Review: Sammy Hagar “Walks the Walk” with The Circle – At Your Service

It is difficult not to draw comparisons between Van Halen’s Live at Tokyo Dome and Van Halen alum Sammy Hager’s new live release, The Circle. Sammy Hagar pulled no punches and “talked the talk” when asked about Van Halen’s new offering by the Las Vegas Review Journal. “They’ve got some pretty rough vocals.” He then added, “I’m trying to tread lightly on the whole thing. Every time they do something, I’m like, ‘Oh my God, can these guys do anything worse to their reputation and to the level of the music of the band?”

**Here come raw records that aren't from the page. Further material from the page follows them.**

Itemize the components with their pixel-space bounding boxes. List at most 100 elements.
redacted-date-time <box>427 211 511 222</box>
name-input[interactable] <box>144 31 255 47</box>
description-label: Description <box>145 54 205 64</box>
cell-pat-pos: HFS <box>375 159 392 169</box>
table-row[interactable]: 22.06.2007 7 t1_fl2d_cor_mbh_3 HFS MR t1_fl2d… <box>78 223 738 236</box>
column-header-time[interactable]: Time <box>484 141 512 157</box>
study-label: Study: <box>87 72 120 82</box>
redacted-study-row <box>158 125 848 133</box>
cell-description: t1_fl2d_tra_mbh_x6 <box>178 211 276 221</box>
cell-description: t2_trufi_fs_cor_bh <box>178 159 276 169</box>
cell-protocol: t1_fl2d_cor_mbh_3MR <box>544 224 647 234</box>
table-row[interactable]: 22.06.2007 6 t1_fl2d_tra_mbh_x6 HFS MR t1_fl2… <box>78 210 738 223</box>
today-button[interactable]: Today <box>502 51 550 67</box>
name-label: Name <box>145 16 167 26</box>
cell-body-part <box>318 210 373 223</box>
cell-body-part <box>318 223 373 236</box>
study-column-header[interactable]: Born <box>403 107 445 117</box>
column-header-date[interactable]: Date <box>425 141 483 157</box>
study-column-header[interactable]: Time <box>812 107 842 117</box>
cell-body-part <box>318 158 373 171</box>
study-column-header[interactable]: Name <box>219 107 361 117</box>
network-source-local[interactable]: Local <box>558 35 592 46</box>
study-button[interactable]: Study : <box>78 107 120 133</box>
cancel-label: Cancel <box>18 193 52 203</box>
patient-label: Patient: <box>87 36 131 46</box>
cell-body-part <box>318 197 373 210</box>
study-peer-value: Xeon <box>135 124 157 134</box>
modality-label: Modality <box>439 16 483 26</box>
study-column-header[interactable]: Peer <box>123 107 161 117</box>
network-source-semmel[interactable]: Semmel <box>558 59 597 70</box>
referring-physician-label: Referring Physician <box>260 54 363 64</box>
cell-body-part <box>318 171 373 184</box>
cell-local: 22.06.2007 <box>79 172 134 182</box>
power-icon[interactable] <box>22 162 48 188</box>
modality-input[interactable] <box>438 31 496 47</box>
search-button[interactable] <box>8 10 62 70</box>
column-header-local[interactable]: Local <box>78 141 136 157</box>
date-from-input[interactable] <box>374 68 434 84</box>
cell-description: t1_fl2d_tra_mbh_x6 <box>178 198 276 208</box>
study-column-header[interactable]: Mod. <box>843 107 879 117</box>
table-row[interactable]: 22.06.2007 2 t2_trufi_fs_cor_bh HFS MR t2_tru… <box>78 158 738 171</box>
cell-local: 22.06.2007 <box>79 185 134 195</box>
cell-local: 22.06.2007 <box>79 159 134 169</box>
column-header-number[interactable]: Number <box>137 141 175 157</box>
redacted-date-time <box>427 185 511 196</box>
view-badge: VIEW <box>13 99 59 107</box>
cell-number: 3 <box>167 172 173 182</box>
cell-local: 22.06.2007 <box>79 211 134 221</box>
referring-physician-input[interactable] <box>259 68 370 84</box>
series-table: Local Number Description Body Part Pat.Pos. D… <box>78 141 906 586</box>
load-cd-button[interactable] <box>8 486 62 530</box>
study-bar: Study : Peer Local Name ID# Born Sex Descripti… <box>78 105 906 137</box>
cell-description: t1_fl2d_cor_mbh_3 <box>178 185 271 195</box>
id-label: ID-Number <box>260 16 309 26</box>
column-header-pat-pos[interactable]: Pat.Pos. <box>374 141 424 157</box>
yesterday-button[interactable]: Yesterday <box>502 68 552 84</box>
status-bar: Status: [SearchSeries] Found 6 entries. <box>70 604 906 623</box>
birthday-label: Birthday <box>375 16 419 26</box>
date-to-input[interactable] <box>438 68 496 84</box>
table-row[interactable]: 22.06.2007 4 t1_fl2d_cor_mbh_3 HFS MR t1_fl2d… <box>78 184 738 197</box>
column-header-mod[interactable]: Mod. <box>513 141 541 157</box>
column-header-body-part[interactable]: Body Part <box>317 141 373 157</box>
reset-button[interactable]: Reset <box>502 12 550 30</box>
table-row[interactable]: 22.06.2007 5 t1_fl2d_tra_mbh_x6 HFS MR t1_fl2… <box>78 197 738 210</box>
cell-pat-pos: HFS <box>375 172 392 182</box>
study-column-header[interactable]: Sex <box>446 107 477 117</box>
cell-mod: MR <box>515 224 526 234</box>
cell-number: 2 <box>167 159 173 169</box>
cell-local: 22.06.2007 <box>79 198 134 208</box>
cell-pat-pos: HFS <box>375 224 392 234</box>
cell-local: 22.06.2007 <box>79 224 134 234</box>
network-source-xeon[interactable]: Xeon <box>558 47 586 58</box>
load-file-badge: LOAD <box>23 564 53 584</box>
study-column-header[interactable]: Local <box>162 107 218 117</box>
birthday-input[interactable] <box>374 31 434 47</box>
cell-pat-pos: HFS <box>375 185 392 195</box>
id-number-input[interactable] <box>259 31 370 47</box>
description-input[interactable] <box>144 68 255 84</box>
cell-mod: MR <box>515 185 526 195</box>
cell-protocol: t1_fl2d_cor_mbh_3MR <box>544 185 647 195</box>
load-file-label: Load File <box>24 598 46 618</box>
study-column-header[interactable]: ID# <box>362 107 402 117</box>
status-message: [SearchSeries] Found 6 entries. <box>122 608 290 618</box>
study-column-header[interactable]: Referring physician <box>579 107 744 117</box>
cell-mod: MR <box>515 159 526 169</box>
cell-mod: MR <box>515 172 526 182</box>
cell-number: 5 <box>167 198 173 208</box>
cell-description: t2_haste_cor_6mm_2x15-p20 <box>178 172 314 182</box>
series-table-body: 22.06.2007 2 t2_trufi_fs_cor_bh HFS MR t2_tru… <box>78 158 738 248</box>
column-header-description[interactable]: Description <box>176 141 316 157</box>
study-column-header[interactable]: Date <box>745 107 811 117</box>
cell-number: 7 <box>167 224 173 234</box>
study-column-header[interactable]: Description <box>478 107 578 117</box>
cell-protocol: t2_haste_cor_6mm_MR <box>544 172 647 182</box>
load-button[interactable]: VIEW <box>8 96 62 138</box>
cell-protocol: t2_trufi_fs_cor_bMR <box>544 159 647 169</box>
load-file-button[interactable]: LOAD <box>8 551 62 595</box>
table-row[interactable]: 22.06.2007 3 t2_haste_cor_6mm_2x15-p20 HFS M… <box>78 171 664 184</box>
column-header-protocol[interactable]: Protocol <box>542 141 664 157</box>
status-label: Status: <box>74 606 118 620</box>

Sammy then “walked the walk” by releasing his live album this week, ”The Circle – At Your Service”. Sammy’s new band The Circle consists of long time sideman and Van Halen alum Michael Anthony on bass, Bus Boys bad-ass Vic Johnson on guitar and the amazing Jason Bonham, son of the Led Zeppelin’s John Henry Bonham on drums. Talk about a supergroup. This is not Chickenfoot, this is the whole freaking chicken.

The Circle rips through Sammy’s 40 year catalog, a healthy dose of VanHagar and some of Jason’s daddy’s classics like a freight train.  There are notable high notes that are to be expected. “There’s Only One Way to Rock”, “I Can’t Drive 55” and “Finish What You Started” all sound amazing as they should. Unlike David Lee Roth on Live at Tokyo Dome, Hager remembers all of the lyrics and his vocals are at the top of his game.

Where this disc goes from good-to-great is around the third track. The Circle bang out Led Zeppelin classic “Good Times Bad Times” with fury and precision that must have John Henry smiling down from heaven. Everything on the track is clicking. Even more impressive is not only does Vic Johnson nail the guitar work but also Jimmy Page’s haunting guitar tone from the track.

Vic Johnson does some heavy lifting during the set. The guitarist is ripping through the work of Ronnie Montrose, Jimmy Page and Eddie VanHalen all through the disk.  Vic even gives the audience a little taste of himself with a quick tasty solo that leads into VanHalen anthem “Best of Both Worlds”.

The disc holds many more treats for Hagar, VanHalen or Led Zeppelin fans. “Whole Lotta Love”, “When the Levee Breaks” and “Rock and Roll” are all liberated from the Led Zep catalog. There is plenty of VanHagar era VanHalen and a smattering of Sammy’s solo classics.

I will dare say the production and editing of this disk is superb. Unlike Live at Tokyo Dome every vocal is clear and audible. The guitar is in your face, Jason’s drums will rattle your house and the bass is clean and distinct.

While we are on the subject of the bass, this disk highlights some of Michael Anthony’s best bass playing EVER. Anthony and Bonham make and amazing rhythm section, complimenting each other’s playing fantastically.

If you put ”The Circle – At Your Service” and “VanHalen – Live at Tokyo Dome” in a cage match, Tokyo Dome would be left bloody on the mat unable to leave the cage under its own power. Sammy once again delivers – blowing away anything VanHalen has done since he left the band.